I became a Christian in Nam, so I set out to become more Christlike as a result of my conversion.  But I didn’t stop with my behaviors, I set out at first to change my thought life.

I wanted to feel my character change as a result of having spiritual help to do so.  Have you ever set out to change your thinking process itself?  I had hoped for a miracle at this level, I guess.  I desired to not only ‘do the right thing’ but to also experience the proper motivation attached to any ‘noble’ behavior.

First of all, it took decades to discover who I really am.  Everyone who is brought into this life has a few decades of indoctrination where they are told/taught how to act, how not to act, what to think, and what not to think.  These voices in our heads are not ours.  They belong to our parents, Sunday-school teachers, teachers at school, coaches, siblings and friends.  It was virtually impossible to be one’s own person when one was living at home and going to school.  Kids back in my day had countless different bosses telling them what to do, at almost every turn.

Eventually though, I was able to break free from my early years of propagandize-meant and came face to face with the real me.  I learned to distinguish the difference between my inner soul’s voice verses everybody else’s.

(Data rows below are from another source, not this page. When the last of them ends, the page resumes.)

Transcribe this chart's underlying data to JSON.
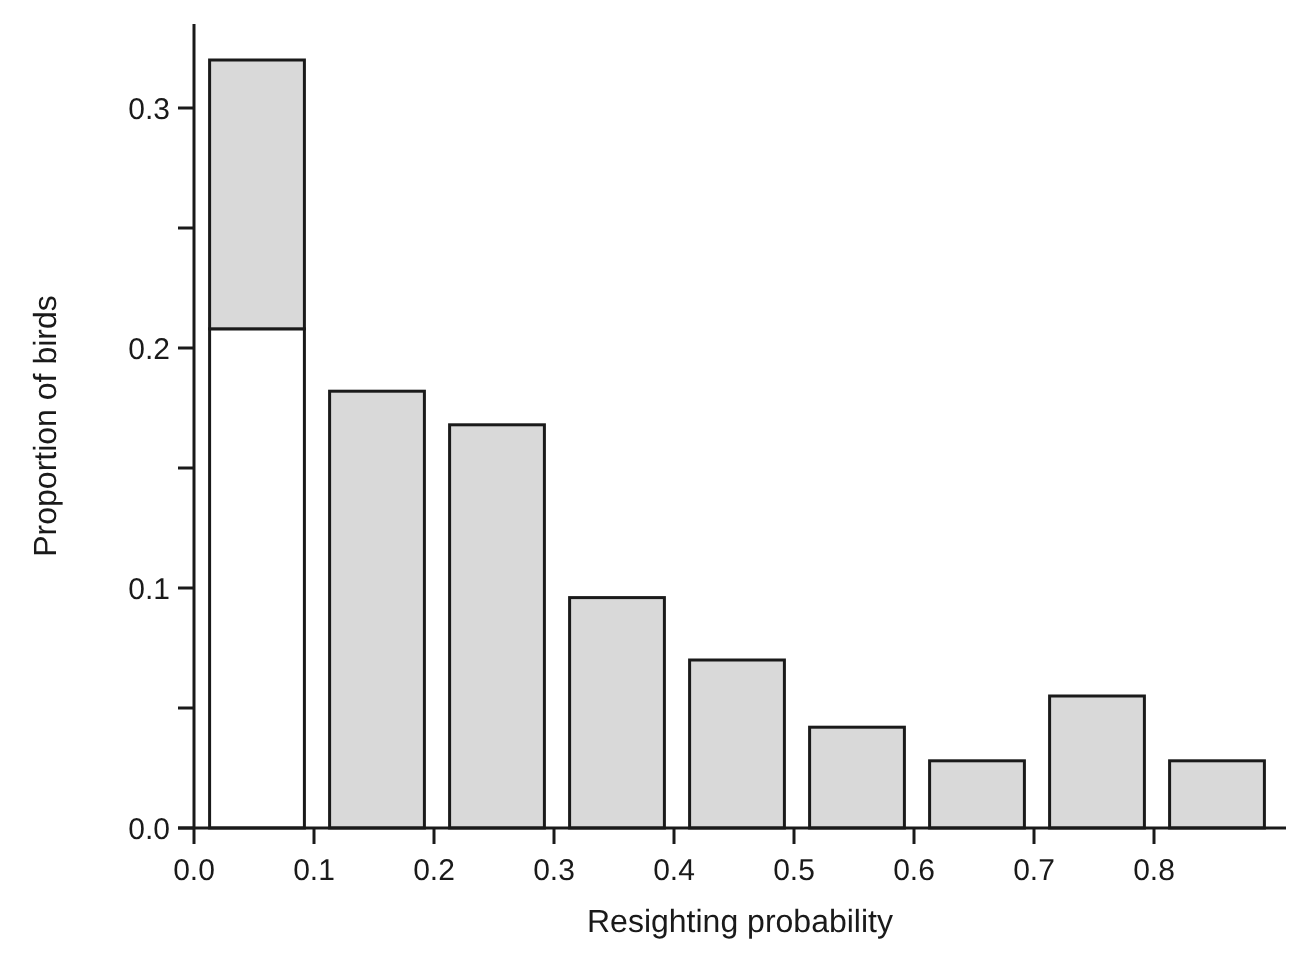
{
  "chart_data": {
    "type": "bar",
    "xlabel": "Resighting probability",
    "ylabel": "Proportion of birds",
    "x": [
      0.05,
      0.15,
      0.25,
      0.35,
      0.45,
      0.55,
      0.65,
      0.75,
      0.85
    ],
    "stacked": true,
    "series": [
      {
        "color": "#ffffff",
        "values": [
          0.208,
          null,
          null,
          null,
          null,
          null,
          null,
          null,
          null
        ]
      },
      {
        "color": "#d9d9d9",
        "values": [
          0.112,
          0.182,
          0.168,
          0.096,
          0.07,
          0.042,
          0.028,
          0.055,
          0.028
        ]
      }
    ],
    "xlim": [
      0,
      0.91
    ],
    "xticks": [
      {
        "value": 0,
        "label": "0.0"
      },
      0.1,
      0.2,
      0.3,
      0.4,
      0.5,
      0.6,
      0.7,
      0.8
    ],
    "ylim": [
      0,
      0.335
    ],
    "yticks": [
      {
        "value": 0,
        "label": "0.0"
      },
      {
        "value": 0.05,
        "label": null
      },
      0.1,
      {
        "value": 0.15,
        "label": null
      },
      0.2,
      {
        "value": 0.25,
        "label": null
      },
      0.3
    ],
    "grid": false
  }
}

Let me say one more thing before I ask you, a question.  I’m not going to identify them by name except to say that there are a few parts of my character which I do not care for that much.  And when I identified them, over 45 years ago, I set out to change them.

Here’s an example – I am a worrier, born that way.  My mother was a worrier, and my dad struggled with anxiety.  Since I have their genes, I inherited many of their tendencies.  I don’t struggle with anxiety, in general, but I am a worrywart.  When I was a practicing Christian, I felt guilty whenever I became too worrisome.  I thought to myself that I should just trust Christ to take care of me and to stop worrying.  But as much as I’ve worked on this basic personality temperament of mine, it has not changed in any substantive way.  And I’m still a hypochondriac. At this point, I’m guessing I will take this worrisome habit to the grave with me.

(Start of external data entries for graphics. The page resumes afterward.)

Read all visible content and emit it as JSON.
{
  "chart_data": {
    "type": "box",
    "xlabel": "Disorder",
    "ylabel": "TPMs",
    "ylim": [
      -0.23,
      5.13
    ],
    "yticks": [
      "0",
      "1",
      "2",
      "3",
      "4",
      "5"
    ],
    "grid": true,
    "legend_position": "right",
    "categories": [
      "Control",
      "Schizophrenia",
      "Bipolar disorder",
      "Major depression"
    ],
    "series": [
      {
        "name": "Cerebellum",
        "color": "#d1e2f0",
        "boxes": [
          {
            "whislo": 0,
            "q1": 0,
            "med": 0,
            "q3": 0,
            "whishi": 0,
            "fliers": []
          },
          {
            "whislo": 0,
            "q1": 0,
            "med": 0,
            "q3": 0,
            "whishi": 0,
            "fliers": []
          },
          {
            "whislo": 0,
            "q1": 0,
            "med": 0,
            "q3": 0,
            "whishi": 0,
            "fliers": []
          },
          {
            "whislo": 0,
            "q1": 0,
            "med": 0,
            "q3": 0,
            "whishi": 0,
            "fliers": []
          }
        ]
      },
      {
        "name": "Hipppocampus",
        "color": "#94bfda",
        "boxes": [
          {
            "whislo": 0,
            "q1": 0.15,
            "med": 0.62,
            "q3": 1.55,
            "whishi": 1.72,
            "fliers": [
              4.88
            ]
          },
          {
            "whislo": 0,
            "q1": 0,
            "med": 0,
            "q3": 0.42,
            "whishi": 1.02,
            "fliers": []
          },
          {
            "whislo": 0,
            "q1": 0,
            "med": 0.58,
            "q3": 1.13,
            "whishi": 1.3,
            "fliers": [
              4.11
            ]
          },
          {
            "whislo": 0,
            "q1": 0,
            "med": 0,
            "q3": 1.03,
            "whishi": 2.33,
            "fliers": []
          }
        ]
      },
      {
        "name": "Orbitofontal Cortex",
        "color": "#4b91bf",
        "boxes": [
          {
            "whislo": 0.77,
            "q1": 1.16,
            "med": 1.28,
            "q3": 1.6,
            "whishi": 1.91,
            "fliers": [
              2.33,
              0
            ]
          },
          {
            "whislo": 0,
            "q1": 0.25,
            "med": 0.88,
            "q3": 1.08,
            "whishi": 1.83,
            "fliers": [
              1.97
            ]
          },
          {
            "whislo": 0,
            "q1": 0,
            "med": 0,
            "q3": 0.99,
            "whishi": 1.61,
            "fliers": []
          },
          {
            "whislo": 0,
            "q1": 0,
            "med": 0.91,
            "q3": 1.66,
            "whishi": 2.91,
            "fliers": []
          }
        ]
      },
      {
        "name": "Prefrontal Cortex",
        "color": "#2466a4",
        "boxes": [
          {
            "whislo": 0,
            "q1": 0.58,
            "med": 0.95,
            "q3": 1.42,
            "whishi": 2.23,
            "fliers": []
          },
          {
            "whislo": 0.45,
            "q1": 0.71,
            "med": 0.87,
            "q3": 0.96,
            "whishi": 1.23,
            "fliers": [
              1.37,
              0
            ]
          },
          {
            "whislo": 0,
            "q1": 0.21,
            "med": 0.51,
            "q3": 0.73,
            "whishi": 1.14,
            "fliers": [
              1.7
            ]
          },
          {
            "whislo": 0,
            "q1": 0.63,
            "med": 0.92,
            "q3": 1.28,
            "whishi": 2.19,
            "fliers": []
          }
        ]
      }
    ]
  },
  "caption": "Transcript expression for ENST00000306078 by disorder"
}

I’ll end with a question – have any of you been successful at changing some part of you, at the core?  Or did you just develop great coping mechanisms (like me) to somehow manage the parts of yourself that you don’t care for so much?

I have come to fully appreciate the notion that people can’t change much about themselves, even when they want to.  Since there are aspects of my personality that I’d like to change, but can’t, even though it is in my best interest to do so, plus I’m highly motivated in this area, what do you think my chances are of changing someone else’s perspective on something by simply trying to ‘reason’ with them to do so?

Nil fits the bill, here, I believe.

Opinion – with regard to self-help books in general (and I’ve read a bunch of them) most of them serve merely as a giant footnote to Mr. Carnegie.